G di LSM

RUU FCRA baru membingkai kecurigaan negara, mengecilkan ruang bagi LSM, melemahkan peran mereka dalam memperdalam demokrasi akar rumput.

Kemungkinan telah ditumpuk melawan ilmuwan wanita India untuk waktu yang lama sekarang.

RUU Kontribusi Asing (Peraturan) (FCRA) 2020, disahkan oleh Rajya Sabha pada hari Rabu dan Lok Sabha sehari sebelumnya, menimbulkan banyak tanda tanya pada kelangsungan LSM pada saat negara tersebut secara khusus membutuhkan organisasi dan jaringan masyarakat sipil yang kuat. untuk menghadapi berbagai tantangan termasuk kerusakan akibat pandemi COVID-19. Pemerintah mengklaim bahwa tujuannya adalah untuk mewujudkan transparansi dalam pekerjaan nirlaba. Itu adalah tujuan yang tidak dapat dikecualikan, dan pertanyaan yang berkaitan dengan kepatutan finansial, memang, telah ditanyakan kepada beberapa LSM. Namun, beberapa ketentuan RUU yang sekarang menunggu persetujuan Presiden - membatasi biaya administrasi nirlaba sebesar 20 persen dari sumbangan asing mereka, mengharuskan mereka untuk memiliki rekening Bank Negara India di Cabang Delhi, melarang transfer hibah yang diterima di bawah FCRA ke badan lain dan kewenangan besar kepada Kementerian Dalam Negeri untuk membatalkan sertifikat FCRA dari sebuah LSM — berbicara tentang ketidakpercayaan Pusat terhadap seluruh sektor masyarakat sipil. Klausul ini dapat membuat hampir semua organisasi nirlaba rentan terhadap pelecehan dan mengecilkan ruang yang sudah diperangi untuk aktivitas masyarakat sipil di negara tersebut.
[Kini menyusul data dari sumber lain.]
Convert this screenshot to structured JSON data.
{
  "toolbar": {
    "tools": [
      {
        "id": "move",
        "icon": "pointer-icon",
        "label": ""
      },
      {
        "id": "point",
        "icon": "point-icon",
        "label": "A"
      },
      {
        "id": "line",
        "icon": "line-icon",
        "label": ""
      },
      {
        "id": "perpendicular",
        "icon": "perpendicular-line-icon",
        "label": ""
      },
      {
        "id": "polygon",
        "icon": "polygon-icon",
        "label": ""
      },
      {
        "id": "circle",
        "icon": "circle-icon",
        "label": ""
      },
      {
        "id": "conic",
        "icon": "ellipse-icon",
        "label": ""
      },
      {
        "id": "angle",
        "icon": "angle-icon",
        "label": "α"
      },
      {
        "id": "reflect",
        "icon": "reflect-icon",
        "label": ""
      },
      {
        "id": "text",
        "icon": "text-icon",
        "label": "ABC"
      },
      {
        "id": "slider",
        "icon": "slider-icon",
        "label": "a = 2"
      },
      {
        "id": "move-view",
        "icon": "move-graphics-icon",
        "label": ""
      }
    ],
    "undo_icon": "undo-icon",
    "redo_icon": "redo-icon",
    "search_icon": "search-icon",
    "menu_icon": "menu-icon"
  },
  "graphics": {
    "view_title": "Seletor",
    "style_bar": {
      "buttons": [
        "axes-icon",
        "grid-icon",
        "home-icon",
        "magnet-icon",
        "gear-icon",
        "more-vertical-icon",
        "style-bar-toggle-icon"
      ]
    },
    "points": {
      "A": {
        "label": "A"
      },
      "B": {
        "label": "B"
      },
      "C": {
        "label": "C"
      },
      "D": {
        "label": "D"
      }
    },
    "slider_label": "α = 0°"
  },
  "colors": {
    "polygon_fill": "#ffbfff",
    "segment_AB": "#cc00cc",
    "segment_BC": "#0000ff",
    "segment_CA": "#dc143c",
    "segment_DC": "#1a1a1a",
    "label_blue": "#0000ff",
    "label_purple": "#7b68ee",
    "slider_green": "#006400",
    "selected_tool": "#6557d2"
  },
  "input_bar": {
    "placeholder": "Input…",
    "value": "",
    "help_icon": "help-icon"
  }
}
Menurut dasbor FCRA pemerintah, ada lebih dari 20.000 organisasi nirlaba yang terdaftar di bawah undang-undang FCRA. Mereka terlibat dalam beragam kegiatan, yang berkaitan dengan hak asasi manusia dan tenaga kerja, isu gender, kesehatan, lingkungan, pendidikan, bantuan hukum, bahkan penelitian. Mereka berusaha untuk menutup celah dalam program pemerintah dan menjangkau bagian-bagian orang yang sering tidak tersentuh oleh proyek-proyek negara. Selama pandemi, banyak organisasi semacam itu telah mencoba menjembatani kesenjangan antara lembaga negara dan bagian populasi yang paling rentan, pekerja migran misalnya, dengan membangkitkan kesadaran dan memfasilitasi transfer bantuan pemerintah. Bahkan, Perdana Menteri Narendra Modi telah berulang kali mengatakan bahwa perang melawan virus corona adalah kombinasi dari upaya pemerintah dan masyarakat sipil. Pakaian tingkat komunitas dan kelompok swadaya telah memimpin dari depan dalam pertempuran melawan virus di beberapa negara bagian, termasuk Kerala, Odisha dan Rajasthan. Di masa lalu, organisasi akar rumput semacam itu telah dimungkinkan oleh kolaborasi dengan LSM dan lembaga penelitian yang lebih besar yang memiliki akses ke pendanaan asing. Ketentuan FCRA yang baru — terutama yang membatasi LSM untuk melakukan sub-hibah — mengancam semangat kolaborasi di sektor pembangunan negara ini.

Kegiatan LSM bukan hanya tentang filantropi. Keterlibatan mereka dengan orang-orang di tingkat akar rumput memperkenalkan pekerja masyarakat sipil dengan kekurangan program pemerintah, dan sering membuat mereka mengajukan pertanyaan sulit — tentang diskriminasi, marginalisasi, pelanggaran hak konstitusional, martabat manusia. Intervensi dan kritik semacam itu sangat penting bagi masyarakat yang manusiawi. Faktanya, inisiatif masyarakat sipil telah menginformasikan beberapa undang-undang yang melanggar jalan di negara ini, termasuk Undang-Undang Perlindungan Lingkungan, Undang-Undang Hak atas Pendidikan, Undang-Undang Hak Hutan dan Undang-Undang Hak atas Informasi. Melumpuhkan aktivisme semacam itu, dengan membebaninya dengan ketidakpercayaan dan kecurigaan, merugikan demokrasi.